William McAndrew Groethe (November 2, 1923 – December 20, 2020) was an American photographer who photographed the last eight survivors of the 1876 Battle of the Little Bighorn on September 2, 1948.

People in the photo are Little Warrior, Pemmican, Little Soldier, Dewey Beard, High Eagle, Iron Hawk, Comes Again, and Nicholas Black Elk. John Sitting Bull, present in the photo though not a survivor, represented his adoptive father Sitting Bull. Groethe was the only professional photographer who attended the 1948 reunion of the survivors. The picture hangs in the Smithsonian Institution, and Groethe still sells autographed copies from his store First Photo in Rapid City, South Dakota.

Groethe lived in Rapid City, South Dakota. Over many decades, beginning in the 1930s, he took photographs of the construction of the Mount Rushmore National Monument, the South Dakota Badlands, the Lakota prophet Black Elk, and the Native American survivors of the Battle of the Little Bighorn.
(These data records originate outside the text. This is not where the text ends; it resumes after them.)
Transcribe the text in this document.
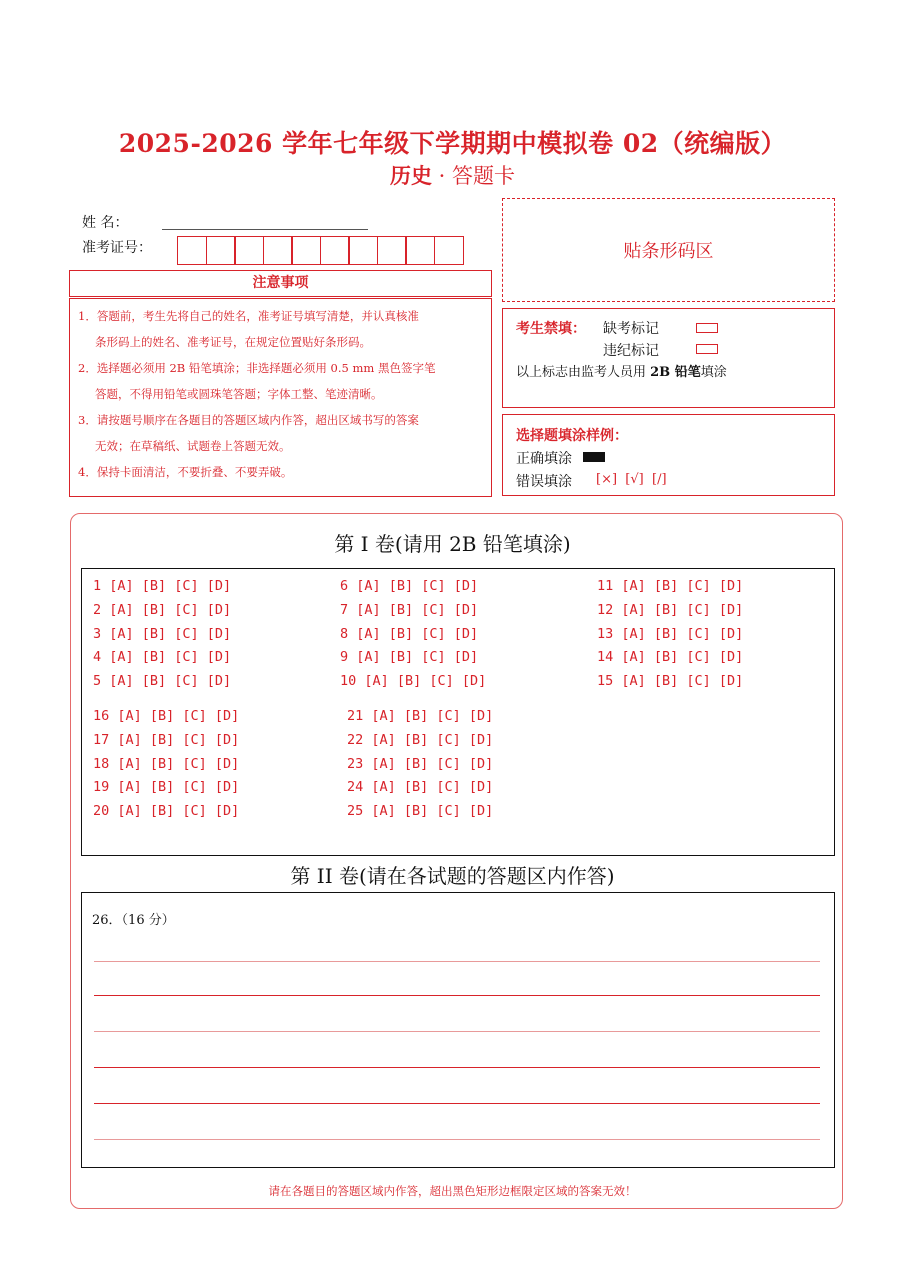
2025-2026 学年七年级下学期期中模拟卷 02（统编版）
历史 · 答题卡
姓 名：
准考证号：
注意事项

1．答题前，考生先将自己的姓名，准考证号填写清楚，并认真核准

条形码上的姓名、准考证号，在规定位置贴好条形码。

2．选择题必须用 2B 铅笔填涂；非选择题必须用 0.5 mm 黑色签字笔

答题，不得用铅笔或圆珠笔答题；字体工整、笔迹清晰。

3．请按题号顺序在各题目的答题区域内作答，超出区域书写的答案

无效；在草稿纸、试题卷上答题无效。

4．保持卡面清洁，不要折叠、不要弄破。

贴条形码区
考生禁填： 缺考标记
违纪标记
以上标志由监考人员用 2B 铅笔填涂
选择题填涂样例：
正确填涂
错误填涂 [×]  [√]  [/]
第 I 卷(请用 2B 铅笔填涂)
1 [A] [B] [C] [D]
2 [A] [B] [C] [D]
3 [A] [B] [C] [D]
4 [A] [B] [C] [D]
5 [A] [B] [C] [D]
6 [A] [B] [C] [D]
7 [A] [B] [C] [D]
8 [A] [B] [C] [D]
9 [A] [B] [C] [D]
10 [A] [B] [C] [D]
11 [A] [B] [C] [D]
12 [A] [B] [C] [D]
13 [A] [B] [C] [D]
14 [A] [B] [C] [D]
15 [A] [B] [C] [D]
16 [A] [B] [C] [D]
17 [A] [B] [C] [D]
18 [A] [B] [C] [D]
19 [A] [B] [C] [D]
20 [A] [B] [C] [D]
21 [A] [B] [C] [D]
22 [A] [B] [C] [D]
23 [A] [B] [C] [D]
24 [A] [B] [C] [D]
25 [A] [B] [C] [D]
第 II 卷(请在各试题的答题区内作答)
26．（16 分）
请在各题目的答题区域内作答，超出黑色矩形边框限定区域的答案无效！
Groethe was mentored by fellow Rapid City photographers Carl Rise, a neighbor who gave him his first camera, and Bert Bell, with whom he began an apprenticeship at age 12. Groethe began selling his work at age 16. He served in World War II as a photo reconnaissance technician for the Army Air Force.

Bill Groethe's pictures are housed and displayed at the Rapid City Airport, the Smithsonian Institution, Mount Rushmore, Little Bighorn Battlefield National Monument Visitor Center, a theme park in Imachi City, Japan, and many other museums and private collections.

On August 17, 2009, Groethe was honored by the City of Rapid City and the State of South Dakota, which declared September 2, 2009, as William M. Groethe Day in honor of the 61st anniversary of the Little Bighorn photo.

He died in Rapid City, South Dakota in December 2020 at the age of 97.